Cloud Boat, nuages électrostatiques
Perché sur sa bute de béton et de pelouse verte, St Pancras Old Church est l’église musicale la plus petite de Londres. A côté de l’Union Chapel, celle-ci est un Polly Pocket. Le soir de ma première venue, devant l’édifice, je me suis vu endimancher pour une messe hebdomadaire. Et bien non. Les concerts se font aussi dans les églises. A l’intérieur, Cloud Boat préparait son office sonore et j’attendais en trépignant d’impatience que les portes s’ouvrent enfin. À ce moment là, je ne réalisais pas encore que j’allais assister au plus beau sermon de ma vie. Entre un mioche qui braille pour un peu d’eau sur le front, des beaufs qui s’unissent collé-serré et un homme qui déblatère sur le pourquoi du comment, je préfère encore le souvenir d’un groupe qui utilise l’édifice pour ce qui l’est : un lieu de partage – et de pure folie.

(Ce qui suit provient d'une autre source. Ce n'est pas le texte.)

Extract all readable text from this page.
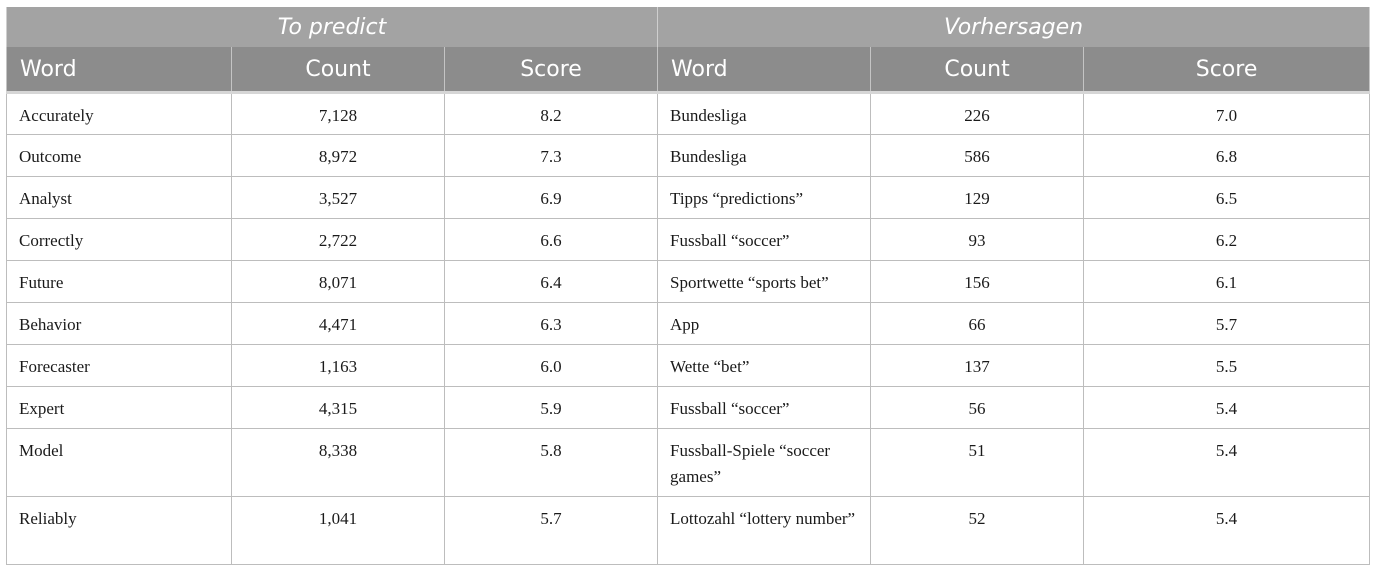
To predict			Vorhersagen		
Word	Count	Score	Word	Count	Score
Accurately	7,128	8.2	Bundesliga	226	7.0
Outcome	8,972	7.3	Bundesliga	586	6.8
Analyst	3,527	6.9	Tipps “predictions”	129	6.5
Correctly	2,722	6.6	Fussball “soccer”	93	6.2
Future	8,071	6.4	Sportwette “sports bet”	156	6.1
Behavior	4,471	6.3	App	66	5.7
Forecaster	1,163	6.0	Wette “bet”	137	5.5
Expert	4,315	5.9	Fussball “soccer”	56	5.4
Model	8,338	5.8	Fussball-Spiele “soccer games”	51	5.4
Reliably	1,041	5.7	Lottozahl “lottery number”	52	5.4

Adolescents, Tom Clarke et Sam Ricketts ont joué dans des groupes de metal et de post-rock avant de se tourner vers la production. Pendant les deux étudiaient dans des universités séparées, ils furent tout deux attirés par l’électro, en particulier Ricketts qui trainait déjà dans les clubs underground de la capitale, comme le FWD>> et le DMZ, connu pour leur dubstep, drum’n’bass, grime et autres plaisirs tachycardiques. Une fois leurs études terminées, les deux amis ont travaillé sur de nouvelles inspirations. Cloud Boat sort des nuages en 2011 chez le label réactivé R&S et l’incroyable « Lions On The Beach » fait son apparition en offrant une version hybride de dubstep et de folk mélancolique, quelque part entre Hood et Burial. Il s’en suit alors, après quelques remixes, leur premier album « Book Of Hours », myriade de titres épurés et ultra-romantiques incluant le poignant « Dréan » et le magnétique « Youthern ».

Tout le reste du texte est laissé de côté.